The stipulation that new front-end stores will have to be set up will impact M&A in the sector.
The government, while issuing clarifications on the multi-brand retail policy, might have added to the industry’s confusion by introducing some new ideas that are being seen as a roadblock for foreign investors, as well as for domestic firms. Also, the Department of Industrial Policy & Promotion (DIPP) has left many issues hanging, to be considered later.
DIPP says the acquisition of existing retail stores will not be part of the mandatory $100-million investment. The front-end retail stores must be set up as an additionality and not through acquisition of existing stores. This will hurt companies like Walmart, which wants to acquire the existing stores of the Bharti group.
So far, the debate was only on back-end, on whether 50 per cent of the $100-million investment must go to new projects alone. DIPP has reiterated the government stand that even if a firm is acquiring an existing back-end facility, at least $50 million must go towards creating additional back-end infra. Also, the government is still considering if the mandatory back-end and front-end funding should be restricted to just the first tranche of investment.
Goldie Dhama, associate director, PwC, says the stipulation that new front-end stores will have to be set up will impact M&A in the sector and the ability of Indian retailers to attract FDI in their existing businesses.
On the 30 per cent sourcing from the Indian micro, small and medium enterprises sector, the government has made it clear that these cannot be used for global business as well and global sourcing has to be kept separate. “The 30 per cent sourcing will be reckoned only with reference to front-end stores. A multi-brand retailing entity cannot engage in any other form of distribution.”
Also, the sourcing condition pertains only to manufactured and processed products, DIPP has said. “Procurement of fresh produce is not covered by this condition.” Chains like Walmart, Tesco and Carrefour are expected to have the bulk of their products in the fresh produce category.

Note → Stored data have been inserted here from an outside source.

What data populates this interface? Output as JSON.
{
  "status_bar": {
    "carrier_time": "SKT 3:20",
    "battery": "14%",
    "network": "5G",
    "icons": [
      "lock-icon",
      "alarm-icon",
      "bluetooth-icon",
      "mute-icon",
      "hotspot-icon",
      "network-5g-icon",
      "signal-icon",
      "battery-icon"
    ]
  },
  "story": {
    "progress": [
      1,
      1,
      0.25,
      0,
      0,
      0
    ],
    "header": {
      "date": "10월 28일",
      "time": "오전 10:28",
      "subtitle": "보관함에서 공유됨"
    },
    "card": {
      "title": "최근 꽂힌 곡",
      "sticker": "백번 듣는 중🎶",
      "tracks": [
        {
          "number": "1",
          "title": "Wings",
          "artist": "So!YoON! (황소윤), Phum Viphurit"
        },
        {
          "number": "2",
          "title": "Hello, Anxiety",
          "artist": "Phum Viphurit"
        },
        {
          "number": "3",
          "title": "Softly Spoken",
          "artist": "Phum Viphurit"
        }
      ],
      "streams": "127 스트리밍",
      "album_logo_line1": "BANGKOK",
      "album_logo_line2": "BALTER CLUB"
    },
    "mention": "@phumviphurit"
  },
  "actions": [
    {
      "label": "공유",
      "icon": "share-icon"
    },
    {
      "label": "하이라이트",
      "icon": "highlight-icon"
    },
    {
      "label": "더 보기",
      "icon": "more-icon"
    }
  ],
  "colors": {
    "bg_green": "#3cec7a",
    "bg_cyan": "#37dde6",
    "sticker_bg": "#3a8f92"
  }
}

To block any franchisee arrangement, DIPP has said: “As regards supplies by multi-brand retailers to franchisees run by partners, the policy envisages multi-brand trading in retail.” The front-end stores set up by multi-brand chains will have to be ‘company owned and company operated’.
DIPP has also said “the state governments have the prerogative of imposing additional conditions”.
Anil Talreja, partner, Deloitte, points out some clarifications may result in slowdown in investors’ India decision-making process.
Most retailers were asking for FDI in e-commerce to be allowed, but the government has said a firm ‘no’ to that.
In a positive sign, the government has said investment towards back-end infra can be made across states, irrespective of whether or not FDI in multi-brand retail is permitted in that state.